Fig. 5: Dissecting feedback influences on V1 neural population code.
From: A central and unified role of corticocortical feedback in parsing visual scenes

a Decoding performance (population d′) based on FLD analysis of the original dataset (1st column); a surrogate dataset constructed using original key metrics (2nd column); and three simulated datasets assuming that V4 inactivation altered only the rsc structure, response variances, or mean firing rates (columns 3-5). Analyses were performed for cooling experiments (top row) and sham-cooling controls (middle row) to assess the true effects of V4 inactivation (bottom row). Results for each contour length and each contour position were analyzed separately.
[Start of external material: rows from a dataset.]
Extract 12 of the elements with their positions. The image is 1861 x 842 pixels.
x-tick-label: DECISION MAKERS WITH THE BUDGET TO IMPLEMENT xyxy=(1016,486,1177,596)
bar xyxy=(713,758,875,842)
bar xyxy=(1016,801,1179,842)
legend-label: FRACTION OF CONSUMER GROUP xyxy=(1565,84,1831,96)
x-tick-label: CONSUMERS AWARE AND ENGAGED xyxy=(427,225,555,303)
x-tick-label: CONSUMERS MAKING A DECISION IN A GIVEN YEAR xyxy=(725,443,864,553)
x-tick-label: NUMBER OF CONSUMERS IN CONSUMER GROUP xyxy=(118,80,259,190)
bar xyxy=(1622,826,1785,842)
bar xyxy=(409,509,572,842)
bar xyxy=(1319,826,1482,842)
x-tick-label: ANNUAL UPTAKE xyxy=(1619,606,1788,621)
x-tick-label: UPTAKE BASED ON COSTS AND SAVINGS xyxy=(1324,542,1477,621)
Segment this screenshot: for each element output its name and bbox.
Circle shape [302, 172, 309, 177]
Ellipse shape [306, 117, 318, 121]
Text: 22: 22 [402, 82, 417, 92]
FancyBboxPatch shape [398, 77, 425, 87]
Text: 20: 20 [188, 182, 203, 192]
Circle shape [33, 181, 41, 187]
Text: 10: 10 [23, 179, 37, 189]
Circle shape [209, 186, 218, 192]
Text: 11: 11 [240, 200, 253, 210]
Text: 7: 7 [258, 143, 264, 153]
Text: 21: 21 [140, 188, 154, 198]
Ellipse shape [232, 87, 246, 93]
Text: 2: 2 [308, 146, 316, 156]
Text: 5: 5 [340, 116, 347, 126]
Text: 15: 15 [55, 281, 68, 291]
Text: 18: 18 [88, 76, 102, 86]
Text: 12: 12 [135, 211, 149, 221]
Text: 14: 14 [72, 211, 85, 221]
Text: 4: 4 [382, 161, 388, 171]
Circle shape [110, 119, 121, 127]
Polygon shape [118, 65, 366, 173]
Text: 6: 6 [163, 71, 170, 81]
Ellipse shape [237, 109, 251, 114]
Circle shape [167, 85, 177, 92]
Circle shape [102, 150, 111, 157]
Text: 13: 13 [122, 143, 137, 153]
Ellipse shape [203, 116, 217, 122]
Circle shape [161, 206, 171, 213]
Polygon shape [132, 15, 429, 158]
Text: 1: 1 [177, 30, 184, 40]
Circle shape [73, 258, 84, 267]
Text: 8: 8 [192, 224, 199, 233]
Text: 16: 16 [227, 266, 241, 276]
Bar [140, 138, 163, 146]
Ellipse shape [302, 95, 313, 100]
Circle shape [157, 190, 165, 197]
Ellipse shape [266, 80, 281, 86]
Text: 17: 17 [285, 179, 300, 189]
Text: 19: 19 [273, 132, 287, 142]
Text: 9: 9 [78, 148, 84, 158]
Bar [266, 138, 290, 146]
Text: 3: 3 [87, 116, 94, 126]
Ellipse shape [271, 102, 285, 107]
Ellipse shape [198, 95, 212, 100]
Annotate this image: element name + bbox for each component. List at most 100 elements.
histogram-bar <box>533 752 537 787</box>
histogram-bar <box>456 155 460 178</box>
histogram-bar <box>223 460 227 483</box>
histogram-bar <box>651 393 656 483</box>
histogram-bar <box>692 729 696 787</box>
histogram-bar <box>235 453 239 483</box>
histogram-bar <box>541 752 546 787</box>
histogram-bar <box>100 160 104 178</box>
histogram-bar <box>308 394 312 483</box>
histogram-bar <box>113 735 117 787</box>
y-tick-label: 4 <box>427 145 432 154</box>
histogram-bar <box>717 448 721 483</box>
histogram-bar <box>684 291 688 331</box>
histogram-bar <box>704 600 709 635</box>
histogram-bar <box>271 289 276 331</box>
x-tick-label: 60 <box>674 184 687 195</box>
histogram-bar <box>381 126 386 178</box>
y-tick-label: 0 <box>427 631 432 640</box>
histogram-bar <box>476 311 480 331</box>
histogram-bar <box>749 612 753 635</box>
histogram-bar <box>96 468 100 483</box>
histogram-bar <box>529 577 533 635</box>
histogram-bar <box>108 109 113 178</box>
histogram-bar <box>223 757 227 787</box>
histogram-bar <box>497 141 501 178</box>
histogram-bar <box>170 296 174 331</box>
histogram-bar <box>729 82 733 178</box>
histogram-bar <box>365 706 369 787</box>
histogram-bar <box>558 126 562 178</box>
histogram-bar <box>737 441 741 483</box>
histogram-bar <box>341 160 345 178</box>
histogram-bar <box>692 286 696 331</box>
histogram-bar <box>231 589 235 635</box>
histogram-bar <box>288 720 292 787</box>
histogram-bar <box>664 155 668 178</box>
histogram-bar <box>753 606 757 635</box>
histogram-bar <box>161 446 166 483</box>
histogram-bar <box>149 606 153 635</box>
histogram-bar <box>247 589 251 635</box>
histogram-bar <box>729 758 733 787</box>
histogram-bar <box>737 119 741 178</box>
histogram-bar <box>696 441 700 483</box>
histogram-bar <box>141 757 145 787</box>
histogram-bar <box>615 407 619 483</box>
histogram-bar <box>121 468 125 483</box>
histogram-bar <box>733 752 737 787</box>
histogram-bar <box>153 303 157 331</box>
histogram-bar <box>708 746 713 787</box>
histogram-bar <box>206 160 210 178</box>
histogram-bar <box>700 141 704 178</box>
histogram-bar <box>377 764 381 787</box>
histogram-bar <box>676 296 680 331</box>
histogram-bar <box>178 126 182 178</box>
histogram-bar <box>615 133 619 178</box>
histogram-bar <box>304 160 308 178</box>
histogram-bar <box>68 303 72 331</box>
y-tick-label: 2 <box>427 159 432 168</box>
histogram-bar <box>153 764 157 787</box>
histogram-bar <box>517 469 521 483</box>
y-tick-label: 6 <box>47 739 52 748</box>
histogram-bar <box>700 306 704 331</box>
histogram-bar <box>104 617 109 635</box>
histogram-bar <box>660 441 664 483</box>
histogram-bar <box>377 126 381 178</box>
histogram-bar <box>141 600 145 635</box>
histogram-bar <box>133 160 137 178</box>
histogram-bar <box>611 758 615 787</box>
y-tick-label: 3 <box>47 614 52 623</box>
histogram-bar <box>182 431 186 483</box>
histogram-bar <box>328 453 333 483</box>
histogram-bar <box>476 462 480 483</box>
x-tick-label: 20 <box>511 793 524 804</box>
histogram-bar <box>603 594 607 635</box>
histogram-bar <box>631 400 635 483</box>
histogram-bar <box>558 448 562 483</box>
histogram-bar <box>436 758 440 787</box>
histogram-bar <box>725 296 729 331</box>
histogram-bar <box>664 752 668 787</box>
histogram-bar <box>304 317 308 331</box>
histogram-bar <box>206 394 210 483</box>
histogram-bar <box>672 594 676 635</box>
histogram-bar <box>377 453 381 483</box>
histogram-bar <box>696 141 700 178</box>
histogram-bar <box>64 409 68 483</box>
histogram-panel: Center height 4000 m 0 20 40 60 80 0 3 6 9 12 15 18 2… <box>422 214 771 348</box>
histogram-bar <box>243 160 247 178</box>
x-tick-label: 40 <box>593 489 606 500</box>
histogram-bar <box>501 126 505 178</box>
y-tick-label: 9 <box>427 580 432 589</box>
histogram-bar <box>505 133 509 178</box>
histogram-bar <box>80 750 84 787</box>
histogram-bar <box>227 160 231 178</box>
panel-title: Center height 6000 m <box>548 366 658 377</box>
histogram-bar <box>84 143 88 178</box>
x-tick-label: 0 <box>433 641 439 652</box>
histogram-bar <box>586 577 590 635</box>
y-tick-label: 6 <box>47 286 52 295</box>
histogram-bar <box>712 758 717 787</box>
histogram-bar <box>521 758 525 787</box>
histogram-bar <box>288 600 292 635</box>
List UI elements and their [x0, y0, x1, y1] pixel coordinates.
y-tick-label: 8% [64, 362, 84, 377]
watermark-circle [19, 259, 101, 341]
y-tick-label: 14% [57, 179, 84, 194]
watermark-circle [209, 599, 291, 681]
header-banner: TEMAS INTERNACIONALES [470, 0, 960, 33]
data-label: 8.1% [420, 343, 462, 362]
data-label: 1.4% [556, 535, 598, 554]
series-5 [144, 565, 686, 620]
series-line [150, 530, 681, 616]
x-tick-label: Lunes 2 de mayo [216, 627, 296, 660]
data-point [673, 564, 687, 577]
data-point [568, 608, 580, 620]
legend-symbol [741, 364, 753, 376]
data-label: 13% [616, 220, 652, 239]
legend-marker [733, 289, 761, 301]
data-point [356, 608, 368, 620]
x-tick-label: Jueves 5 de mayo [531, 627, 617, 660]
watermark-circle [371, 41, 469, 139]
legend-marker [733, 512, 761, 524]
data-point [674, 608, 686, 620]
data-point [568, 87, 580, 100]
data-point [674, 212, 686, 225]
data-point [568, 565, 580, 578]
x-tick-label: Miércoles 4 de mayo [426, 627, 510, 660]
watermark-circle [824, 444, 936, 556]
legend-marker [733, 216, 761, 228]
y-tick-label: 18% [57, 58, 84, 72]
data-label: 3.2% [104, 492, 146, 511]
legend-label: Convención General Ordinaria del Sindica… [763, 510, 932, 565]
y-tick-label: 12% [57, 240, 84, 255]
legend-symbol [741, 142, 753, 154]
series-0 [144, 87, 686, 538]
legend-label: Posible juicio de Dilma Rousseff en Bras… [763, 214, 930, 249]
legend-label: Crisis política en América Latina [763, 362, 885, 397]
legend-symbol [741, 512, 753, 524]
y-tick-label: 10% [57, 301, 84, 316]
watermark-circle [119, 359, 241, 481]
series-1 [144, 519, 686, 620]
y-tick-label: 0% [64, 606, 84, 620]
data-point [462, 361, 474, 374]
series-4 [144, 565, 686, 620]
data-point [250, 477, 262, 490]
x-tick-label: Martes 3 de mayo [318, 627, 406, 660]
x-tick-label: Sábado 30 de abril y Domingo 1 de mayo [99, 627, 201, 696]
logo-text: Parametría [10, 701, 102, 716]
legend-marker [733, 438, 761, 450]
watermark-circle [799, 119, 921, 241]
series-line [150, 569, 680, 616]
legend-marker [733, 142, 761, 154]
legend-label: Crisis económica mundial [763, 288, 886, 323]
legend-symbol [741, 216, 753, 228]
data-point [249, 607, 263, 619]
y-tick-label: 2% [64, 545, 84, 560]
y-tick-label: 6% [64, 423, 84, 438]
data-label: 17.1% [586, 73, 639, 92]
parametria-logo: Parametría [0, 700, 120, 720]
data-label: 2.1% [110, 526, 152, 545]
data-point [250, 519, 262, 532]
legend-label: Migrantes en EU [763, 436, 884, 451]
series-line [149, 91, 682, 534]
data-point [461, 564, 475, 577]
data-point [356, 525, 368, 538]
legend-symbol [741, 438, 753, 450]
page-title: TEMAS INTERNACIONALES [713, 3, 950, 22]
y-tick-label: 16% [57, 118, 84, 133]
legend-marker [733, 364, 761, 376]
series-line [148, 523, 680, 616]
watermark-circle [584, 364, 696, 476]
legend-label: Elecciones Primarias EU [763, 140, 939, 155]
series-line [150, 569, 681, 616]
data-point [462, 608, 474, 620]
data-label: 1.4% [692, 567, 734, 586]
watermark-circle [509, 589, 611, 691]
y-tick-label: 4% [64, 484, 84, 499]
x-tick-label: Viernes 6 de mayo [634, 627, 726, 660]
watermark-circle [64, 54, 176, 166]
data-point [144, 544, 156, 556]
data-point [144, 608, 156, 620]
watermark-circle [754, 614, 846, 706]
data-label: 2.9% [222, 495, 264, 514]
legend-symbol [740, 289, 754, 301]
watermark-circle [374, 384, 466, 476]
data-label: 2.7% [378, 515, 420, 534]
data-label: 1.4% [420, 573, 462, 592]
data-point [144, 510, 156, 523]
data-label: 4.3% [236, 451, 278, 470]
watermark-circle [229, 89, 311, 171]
By averaging across different contour positions (n = 8), the mean (solid curve) and SEM (light shading) were calculated as a function of contour length (top and middle rows). By averaging across the 4 contour lengths and 8 contour positions (bottom row), the mean changes (Δd’) due to V4 cooling (ΔCool) and sham cooling (ΔSham) were computed (blue vs. green bars, n = 32 conditions, 8 contour positions × 4 contour lengths; from left to right, p = 0.023, p = 0.020, p = 6.3 × 10−3, p = 0.054, p = 2.3 × 10−3, two-tailed Wilcoxon signed-rank test). b Similar analysis to a, for monkey MB (upper and middle rows: n = 8; bottom row: n = 32, from left to right, p = 9.3 × 10−4, p = 4.7 × 10−4, p = 0.092, p = 0.024, p = 1.1 × 10−4). Error bars represent SEM; n.s., p ≥ 0.05; *, p < 0.05; **, p < 0.01; ***, p < 0.001. Source data are provided as a Source Data file.